The Stories of Hawaiian Men: Ty P. Kawika Tengan





"Are you real?" This was the central question posed to Ty Kawika Tengan by his mentor/ethnographic subject, Sam Ka`ai, as Tengan did research toward his book, Native Men Remade: Gender and Nation in Contemporary Hawai`i, published by Duke University Press in 2008. Tengan, a member of the Ethnic Studies and Anthropology Departments at UHM, spoke at the Biography Center today about his "second family," the Hale Mua (or Men's House) group on Maui. Tengan has been a member of the group since 1997.

"Are you real?" is a question that presupposes the sense that you are not. Lacking a material and ritual culture, the Hawaiian men of Hale Mua formed in order to adopt and reshape a culture rendered fragmentary. They responded to a Hawai`i they considered over-feminized (especially by the tourist industry). Tengan showed us a cartoon from the Honolulu Advertiser, 1959, which showed American (a man), welcoming Hawai`i (a woman) onto the "ship of state." Typically, Hawaiian men are represented in the media either as prisoners or as warriors (in sports and in the US military).
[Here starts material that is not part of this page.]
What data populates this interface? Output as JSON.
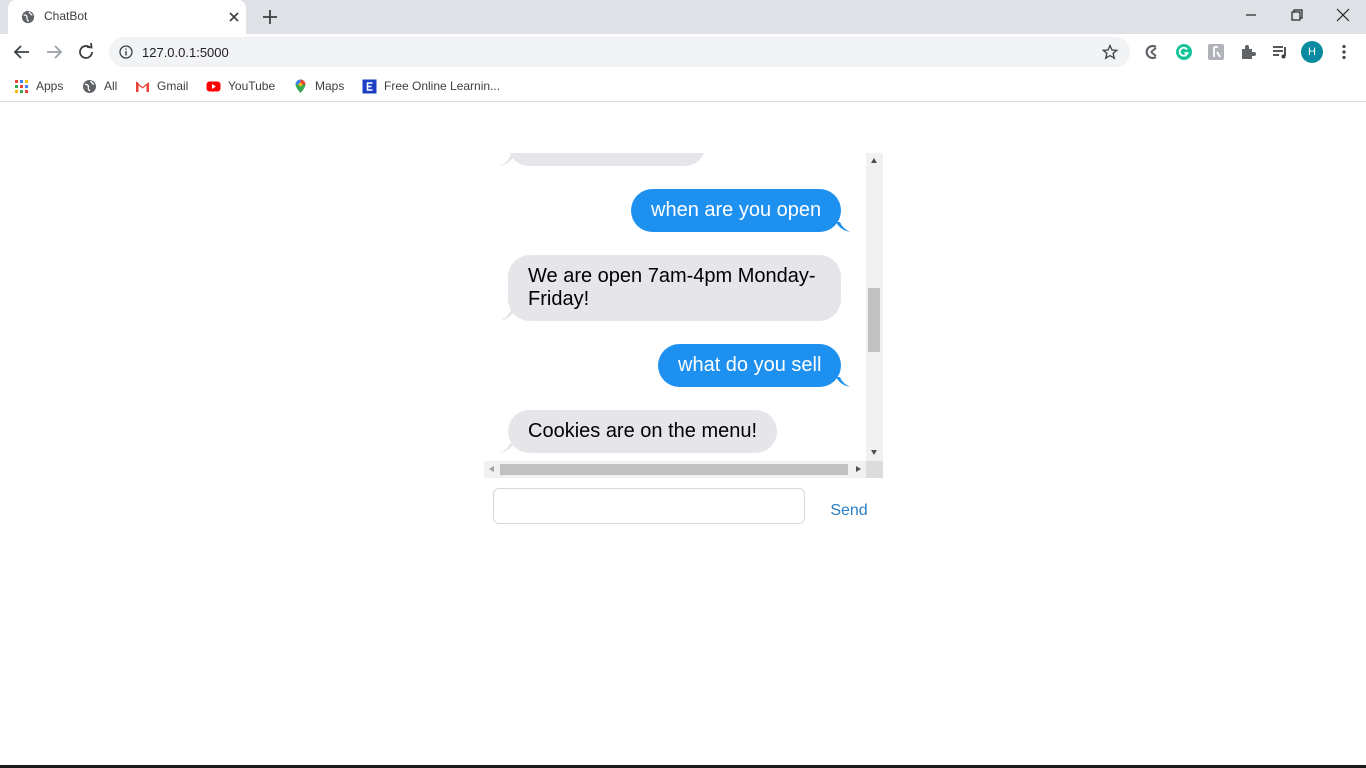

Hence the name of the UH football team since the June Jones era.

While men like Sam Ka`ai work with material culture--carving, farming taro--Tengan works with mo`olelo, or the stories they have shared with him, clips of which we saw on video. He also has a fine ear for language, pointing out that his friend/subject Kyle speaks of his life in the language associated with taro ("oha" is baby taro, and "ohana" a word for family that comes from that plant). Kyle spoke of feeling "grounded," even as we watched him in his lo`i (though Tengan confessed to having performed a voice-over).

A couple of ideas struck me:

--the "search" for Hawaiian culture, which in many ways resembles an adoptee's search for disconnected origins, is a luxury that depends on steady employment, and in Kyle's case, on there being family lands.

--"masculinity" was figured as warriorship, though Tengan says that their notion of being a warrior is not tied up with violence. That Hawaiians with warrior genealogies become Hawaiians who fight and die in Iraq is a complicated problem, indeed. Warrior for whom? It struck me that the masculinity Sangha is being taught at baseball by the local Japanese/haole/Filipino/Hawaiian/mixed race dads is related to this notion of warrior, but also tied up with violence. Is this due to the uneasy union of traditions, Hawaiian/local and American, or to something else? Might there be a way to convey the beautiful masculinity of ritual without the disturbing undertone of violence I hear in lines like "you gotta take a gun to the war" or "I feel fucking humiliATed")?

--the emphasis on material culture and on farming also serves as possible model for non-Hawaiians in considering what I was writing about earlier, namely the possible future of Hawai`i as a place where food, oil and water are scarce, the economy in deep recession, and existence less an intellectual than a material question. That this notion of material culture has a firm basis in spirituality and community is crucial. That it is figured here as "masculine" might be seen as a problem, but I suspect there are probably other researchers finding powerful models of female culture to complement Tengan's work on the men.